Der Verkauf der Mauer wird zum Geschäft

Aber auch ganze Teile der Mauer wurden abgebaut und woanders wieder aufgestellt. Schon kurz nach der Wende fing die DDR-Regierung selbst damit an, Segmente ihres einstigen antifaschistischen Schutzwalls zu verkaufen. Teils wurden die fast drei Tonnen schweren Betonplatten - ganz profan - als Baumaterial verwendet. So nutzten unter anderen landwirtschaftliche Betriebe Reste der Mauer als Wände für Futtersilos.

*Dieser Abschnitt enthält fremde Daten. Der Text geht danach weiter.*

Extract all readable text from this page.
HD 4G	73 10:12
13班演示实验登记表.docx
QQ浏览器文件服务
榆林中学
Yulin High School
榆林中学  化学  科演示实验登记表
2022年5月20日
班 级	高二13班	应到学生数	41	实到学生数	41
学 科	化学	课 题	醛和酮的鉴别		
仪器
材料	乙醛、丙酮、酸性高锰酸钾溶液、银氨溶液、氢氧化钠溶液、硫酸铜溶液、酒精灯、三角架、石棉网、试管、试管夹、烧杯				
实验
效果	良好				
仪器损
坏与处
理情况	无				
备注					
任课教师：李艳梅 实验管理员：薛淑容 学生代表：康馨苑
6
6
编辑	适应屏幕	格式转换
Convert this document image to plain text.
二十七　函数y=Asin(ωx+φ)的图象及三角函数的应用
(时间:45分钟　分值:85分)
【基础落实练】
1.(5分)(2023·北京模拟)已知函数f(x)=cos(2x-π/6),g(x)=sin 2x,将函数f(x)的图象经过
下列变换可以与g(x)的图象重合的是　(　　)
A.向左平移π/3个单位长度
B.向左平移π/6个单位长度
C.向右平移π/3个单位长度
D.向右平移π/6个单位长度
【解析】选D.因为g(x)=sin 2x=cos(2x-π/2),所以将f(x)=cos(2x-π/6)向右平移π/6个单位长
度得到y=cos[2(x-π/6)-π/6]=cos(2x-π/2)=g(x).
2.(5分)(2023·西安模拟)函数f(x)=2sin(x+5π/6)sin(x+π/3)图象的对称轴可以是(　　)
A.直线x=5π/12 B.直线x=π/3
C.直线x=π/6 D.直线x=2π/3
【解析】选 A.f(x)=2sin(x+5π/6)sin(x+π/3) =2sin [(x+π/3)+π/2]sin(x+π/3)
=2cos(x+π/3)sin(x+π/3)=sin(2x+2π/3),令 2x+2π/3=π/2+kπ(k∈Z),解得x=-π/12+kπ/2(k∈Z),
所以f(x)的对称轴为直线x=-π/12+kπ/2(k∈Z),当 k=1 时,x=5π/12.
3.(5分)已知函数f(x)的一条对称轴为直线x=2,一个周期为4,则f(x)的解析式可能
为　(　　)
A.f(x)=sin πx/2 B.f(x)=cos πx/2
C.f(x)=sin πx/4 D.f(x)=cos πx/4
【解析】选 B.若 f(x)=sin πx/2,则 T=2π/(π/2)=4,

Auch nach der Wiedervereinigung wurde weiterverkauft. Verantwortlich war der Bundeswehr-Offizier Rolf Ocken. Er hatte bereits im Herbst 1990 am Abriss der Mauer maßgeblich mitgewirkt. Am 12. Dezember desselben Jahres bekam er eine neue Order: "Sie werden hiermit beauftragt, die Teile der Mauer und der Grenzanlagen zu verkaufen, die sie abreißen", hieß es in einem Schreiben aus dem Bundesverteidigungsministerium in Bonn. Von da ab habe er begonnen, die Mauerelemente in Deutschland zu verkaufen, erinnert sich Ocken. "Ich habe sie ins europäische Ausland verkauft, aber auch nach Übersee."

Mauerstücke weltweit

Klaus Wowereit übergibt Usain Bolt ein Stück Berliner Mauer (Foto: AP)

Klaus Wowereit übergibt Usain Bolt ein Stück Berliner Mauer

Unbeschädigte Teile der Mauer sind heutzutage als Gedenksteine oder Raritäten rund um den Globus zu finden. So steht ein Abschnitt vor dem Gebäude der Vereinten Nationen in New York. Aber auch vor dem CIA-Hauptquartier in Langley, in den Vatikanischen Gärten in Rom oder bei einem Maschinenbauer in Nagasaki kann man die Mauerreste bewundern. Ronald Reagan bekam ein Teil, ebenso Städte wie Tallin, Kapstadt und Jerusalem.

In Berlin stehen heute die letzten Reste der Mauer unter Denkmalschutz. Von offizieller Seite ein Stück davon zu bekommen, ist daher eine große Ehre. Und die wurde am 23. August 2009 dem jamaikanischen Sprinter Usain Bolt zu teil. Für seine herausragenden Leistungen bei der Leichtathletik-WM übergab Berlins regierender Bürgermeister Klaus Wowereit dem Sportler ein Originalstück. Es wurde von einem Künstler bemalt und zeigt Bolt bei seinem Rekord-100-Meterlauf in Berlin.

Mauer unter Palmen

Die Mauer auf dem Wilshire Boulevard in Los Angeles (Foto: DPA)

Die Mauer auf dem Wilshire Boulevard in Los Angeles

Das angeblich längste Stück der Berliner Mauer außerhalb Deutschlands steht in Los Angeles. Auch dort wird der Jahrestag des Mauerfalls gefeiert. Justin Jampol, Direktor des Wende-Museums in der kalifornischen Metropole, lies dazu acht der 3,60 Meter hohen Segmente aufstellen. Aus seiner Sicht ist die Mauer ein Symbol, dass man sowohl als Sieg über den Kalten Krieg interpretieren kann, als auch als Friedenszeichen - ganz wie es der Betrachter sieht. Die Mini-Mauer von Los Angeles wurde unter Palmen auf dem Wilshire Boulevard errichtet, gegenüber dem Museum für moderne Kunst, wo sie von Künstlern neu bemalt wurde.

Der größte Teil der ehemaligen Mauer ist aber weiterhin - wenn auch unscheinbar - in und um Berlin zu finden. Insgesamt 45.000 Segmente wurden im Herbst 1990 innerhalb weniger Wochen abgerissen, geschreddert und als Baustoff benutzt. Geschätzte 500.000 Tonnen kleiner Betonbrocken landeten als Schotter auf Baustellen und sorgen nun für stabilen Untergrund auf Golfparcours, bei S-Bahnen und Parkplätzen.